As Inspector General of Medical Services, he contributed immensely to the establishment of the University College Hospital (UCH), Ibadan, the first medical school in Nigeria. He later became a pro-chancellor and chairman of the governing council at the University of Ibadan. Throughout his career, he sought and worked for the improvement of basic health services in the rural areas of Nigeria.

==Birth and education==
Oloye Sir Samuel Manuwa was born to the family of the Reverend Benjamin Manuwa, a Christian minister who was himself the son of Oba Kuheyin, the king of Itebu - Manuwa. His mother was Mrs. Matilda Aderinsola Manuwa, who hailed from the Thomas family of Ondo Town.

He attended the Church Missionary School, Lagos, and King's College, Lagos, for secondary education, completing his studies in 1921. He then proceeded to study at the University of Edinburgh, where he received a bachelor's degree in Chemistry and Medicine in 1926. He graduated with several awards, winning every prize available in the medical school, including the Robert Wilson Memorial Prize in Chemistry and, in 1924, the Wellcome Prize in the History of Medicine for his essay on “The history of the development of our knowledge regarding internal secretion”. He later went to study in Liverpool , and completed a course on Tropical Medicine. He became a medical doctor in 1926.

==Career==
He returned to Nigeria in 1927 after finishing his studies on tropical medicine and joined the colonial medical services as a medical officer. He subsequently became a surgeon specialist and senior specialist in the service, where he gained acclaim as a skilled surgeon. Though he received various offers for administrative positions early on, he continued his surgical work for more than 18 years. While practising as a surgeon, he invented an excision knife to treat tropical ulcers.

In 1948, he lifted his embargo on administrative positions when he became the deputy director of medical services. In 1951, he was made the first Nigerian director of medical services and subsequently the Inspector General of medical services. In 1954, he became fully involved with the Nigerian public service when he was appointed the Chief Medical Adviser to the federal government of Nigeria. He later went on to become a member of the Privy Council of the Federation of Nigeria, President of the Association of Surgeons and Physicians in West Africa and the first Nigerian Commissioner of the Federal Public Service Commission.

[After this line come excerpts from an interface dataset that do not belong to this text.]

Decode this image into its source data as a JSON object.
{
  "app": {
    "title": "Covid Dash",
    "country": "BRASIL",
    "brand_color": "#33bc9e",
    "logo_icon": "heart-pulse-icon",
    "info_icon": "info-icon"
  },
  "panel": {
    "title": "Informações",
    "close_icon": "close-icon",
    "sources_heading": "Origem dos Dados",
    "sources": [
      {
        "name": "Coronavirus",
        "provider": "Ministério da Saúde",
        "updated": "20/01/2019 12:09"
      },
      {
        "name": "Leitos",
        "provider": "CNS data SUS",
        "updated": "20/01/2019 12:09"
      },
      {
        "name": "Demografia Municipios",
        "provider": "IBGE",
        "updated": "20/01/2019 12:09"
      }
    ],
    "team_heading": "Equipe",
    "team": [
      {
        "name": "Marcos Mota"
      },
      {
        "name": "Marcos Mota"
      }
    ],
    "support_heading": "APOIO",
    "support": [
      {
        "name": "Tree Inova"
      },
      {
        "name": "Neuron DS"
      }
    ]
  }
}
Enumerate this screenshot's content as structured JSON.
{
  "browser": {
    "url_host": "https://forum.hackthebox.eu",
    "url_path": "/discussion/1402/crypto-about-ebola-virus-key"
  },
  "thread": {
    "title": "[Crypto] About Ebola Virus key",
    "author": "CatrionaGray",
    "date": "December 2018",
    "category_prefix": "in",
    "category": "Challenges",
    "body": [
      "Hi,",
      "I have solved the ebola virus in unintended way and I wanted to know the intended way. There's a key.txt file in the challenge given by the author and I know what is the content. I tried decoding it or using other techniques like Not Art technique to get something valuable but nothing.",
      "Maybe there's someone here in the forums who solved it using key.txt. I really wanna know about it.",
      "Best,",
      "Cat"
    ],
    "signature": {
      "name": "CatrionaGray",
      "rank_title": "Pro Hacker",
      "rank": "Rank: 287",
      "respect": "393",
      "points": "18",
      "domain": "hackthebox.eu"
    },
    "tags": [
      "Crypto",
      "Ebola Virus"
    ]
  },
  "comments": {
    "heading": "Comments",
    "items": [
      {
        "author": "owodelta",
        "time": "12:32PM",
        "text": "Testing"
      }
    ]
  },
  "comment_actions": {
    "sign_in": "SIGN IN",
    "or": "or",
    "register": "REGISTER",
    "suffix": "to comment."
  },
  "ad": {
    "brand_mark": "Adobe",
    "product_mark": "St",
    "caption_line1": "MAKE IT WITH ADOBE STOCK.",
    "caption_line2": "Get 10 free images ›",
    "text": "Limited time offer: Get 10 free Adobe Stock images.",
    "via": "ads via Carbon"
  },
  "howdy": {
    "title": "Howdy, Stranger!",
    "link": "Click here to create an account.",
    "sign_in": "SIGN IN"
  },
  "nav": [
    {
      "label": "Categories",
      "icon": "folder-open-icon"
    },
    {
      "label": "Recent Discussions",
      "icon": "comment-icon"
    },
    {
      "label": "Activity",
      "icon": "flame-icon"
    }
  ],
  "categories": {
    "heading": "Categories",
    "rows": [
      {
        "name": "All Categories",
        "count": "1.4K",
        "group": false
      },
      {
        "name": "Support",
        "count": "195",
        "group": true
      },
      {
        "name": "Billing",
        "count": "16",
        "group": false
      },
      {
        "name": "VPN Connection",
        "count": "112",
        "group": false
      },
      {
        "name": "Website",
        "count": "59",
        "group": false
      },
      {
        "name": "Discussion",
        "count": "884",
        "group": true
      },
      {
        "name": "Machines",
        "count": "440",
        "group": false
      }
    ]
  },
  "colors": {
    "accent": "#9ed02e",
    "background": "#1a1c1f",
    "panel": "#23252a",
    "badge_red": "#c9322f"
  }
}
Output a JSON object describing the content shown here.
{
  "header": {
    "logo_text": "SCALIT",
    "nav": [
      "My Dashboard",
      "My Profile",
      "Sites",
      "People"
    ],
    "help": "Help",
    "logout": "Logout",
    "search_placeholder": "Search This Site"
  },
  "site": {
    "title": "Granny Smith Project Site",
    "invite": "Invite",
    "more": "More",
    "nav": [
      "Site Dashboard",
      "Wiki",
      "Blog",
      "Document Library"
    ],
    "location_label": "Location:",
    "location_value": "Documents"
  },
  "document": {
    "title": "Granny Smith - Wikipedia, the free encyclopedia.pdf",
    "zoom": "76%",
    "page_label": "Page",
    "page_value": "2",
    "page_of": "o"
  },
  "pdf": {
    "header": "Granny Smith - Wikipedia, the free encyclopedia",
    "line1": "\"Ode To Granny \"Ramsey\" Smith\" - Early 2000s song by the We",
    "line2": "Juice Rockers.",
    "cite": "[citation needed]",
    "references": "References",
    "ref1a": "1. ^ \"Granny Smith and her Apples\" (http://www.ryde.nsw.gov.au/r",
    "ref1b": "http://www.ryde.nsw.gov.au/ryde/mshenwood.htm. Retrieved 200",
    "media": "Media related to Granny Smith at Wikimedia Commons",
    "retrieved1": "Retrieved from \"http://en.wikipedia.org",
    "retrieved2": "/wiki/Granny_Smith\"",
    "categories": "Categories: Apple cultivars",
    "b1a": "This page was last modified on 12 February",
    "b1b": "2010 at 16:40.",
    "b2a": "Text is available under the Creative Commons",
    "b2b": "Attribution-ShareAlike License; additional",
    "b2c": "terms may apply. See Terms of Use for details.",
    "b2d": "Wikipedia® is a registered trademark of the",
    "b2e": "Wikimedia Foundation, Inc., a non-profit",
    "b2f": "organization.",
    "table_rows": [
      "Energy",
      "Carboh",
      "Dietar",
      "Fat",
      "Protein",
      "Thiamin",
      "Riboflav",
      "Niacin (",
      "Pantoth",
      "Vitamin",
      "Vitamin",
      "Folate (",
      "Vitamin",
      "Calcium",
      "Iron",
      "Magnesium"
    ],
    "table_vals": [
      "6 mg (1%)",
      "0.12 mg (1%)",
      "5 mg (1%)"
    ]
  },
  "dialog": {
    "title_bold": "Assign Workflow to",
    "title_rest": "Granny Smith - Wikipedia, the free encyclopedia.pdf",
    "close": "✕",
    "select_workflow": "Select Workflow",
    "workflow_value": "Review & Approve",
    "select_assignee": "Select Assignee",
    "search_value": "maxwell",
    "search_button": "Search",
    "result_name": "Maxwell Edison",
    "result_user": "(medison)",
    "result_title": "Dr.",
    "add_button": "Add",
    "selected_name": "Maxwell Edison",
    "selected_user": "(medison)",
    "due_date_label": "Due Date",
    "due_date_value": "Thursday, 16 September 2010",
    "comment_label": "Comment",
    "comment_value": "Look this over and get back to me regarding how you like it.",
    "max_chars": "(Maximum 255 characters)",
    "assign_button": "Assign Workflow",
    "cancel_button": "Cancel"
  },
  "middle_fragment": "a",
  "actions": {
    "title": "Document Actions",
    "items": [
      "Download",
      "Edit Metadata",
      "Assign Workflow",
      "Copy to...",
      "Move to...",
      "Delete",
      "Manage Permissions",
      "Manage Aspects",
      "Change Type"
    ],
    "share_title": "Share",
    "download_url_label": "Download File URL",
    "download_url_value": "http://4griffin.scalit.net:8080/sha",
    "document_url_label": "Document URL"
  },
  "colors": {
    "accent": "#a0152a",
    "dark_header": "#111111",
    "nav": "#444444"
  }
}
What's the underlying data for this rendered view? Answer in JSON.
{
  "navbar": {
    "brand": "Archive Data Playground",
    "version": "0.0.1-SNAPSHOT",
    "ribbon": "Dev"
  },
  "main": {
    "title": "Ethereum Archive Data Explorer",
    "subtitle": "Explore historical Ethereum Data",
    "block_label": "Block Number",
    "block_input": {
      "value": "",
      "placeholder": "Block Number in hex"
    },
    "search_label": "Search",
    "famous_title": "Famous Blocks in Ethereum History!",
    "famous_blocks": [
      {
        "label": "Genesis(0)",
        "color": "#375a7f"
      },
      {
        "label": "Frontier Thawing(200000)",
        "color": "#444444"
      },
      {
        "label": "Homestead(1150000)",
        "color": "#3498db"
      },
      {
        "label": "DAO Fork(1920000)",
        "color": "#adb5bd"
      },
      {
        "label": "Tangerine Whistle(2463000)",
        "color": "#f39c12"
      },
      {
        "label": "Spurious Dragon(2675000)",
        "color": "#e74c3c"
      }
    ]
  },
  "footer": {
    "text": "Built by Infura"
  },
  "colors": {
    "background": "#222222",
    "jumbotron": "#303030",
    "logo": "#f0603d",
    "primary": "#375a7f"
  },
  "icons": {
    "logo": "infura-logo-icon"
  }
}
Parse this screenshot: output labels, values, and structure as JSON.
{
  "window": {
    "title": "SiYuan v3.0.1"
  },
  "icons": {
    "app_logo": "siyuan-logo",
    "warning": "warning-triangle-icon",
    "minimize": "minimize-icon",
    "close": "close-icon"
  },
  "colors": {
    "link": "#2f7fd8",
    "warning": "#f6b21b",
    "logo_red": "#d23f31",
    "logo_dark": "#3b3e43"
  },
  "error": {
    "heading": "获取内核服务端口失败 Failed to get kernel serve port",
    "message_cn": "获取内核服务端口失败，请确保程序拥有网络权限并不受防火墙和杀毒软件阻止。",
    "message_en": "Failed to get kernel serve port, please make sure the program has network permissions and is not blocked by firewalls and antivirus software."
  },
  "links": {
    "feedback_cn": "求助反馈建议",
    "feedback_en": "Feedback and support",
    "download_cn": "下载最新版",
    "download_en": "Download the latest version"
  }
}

As Inspector General of Medical Services, he worked assiduously for the establishment of a University Teaching Hospital in the country. The result was the creation of UCH, Ibadan.

==Notable family==
Sir Samuel was twice married and had six children, all of whom are now distinguished in various professions including medicine, law, nursing, education and the public service both of Nigeria and the UK.

He had several grandchildren who work in professions as varied as medicine, information technology, education, law, publishing, the dramatic arts, sports, economics, banking and finance. One of them, Jimi Manuwa, is a retired UFC fighter who was based in the UK.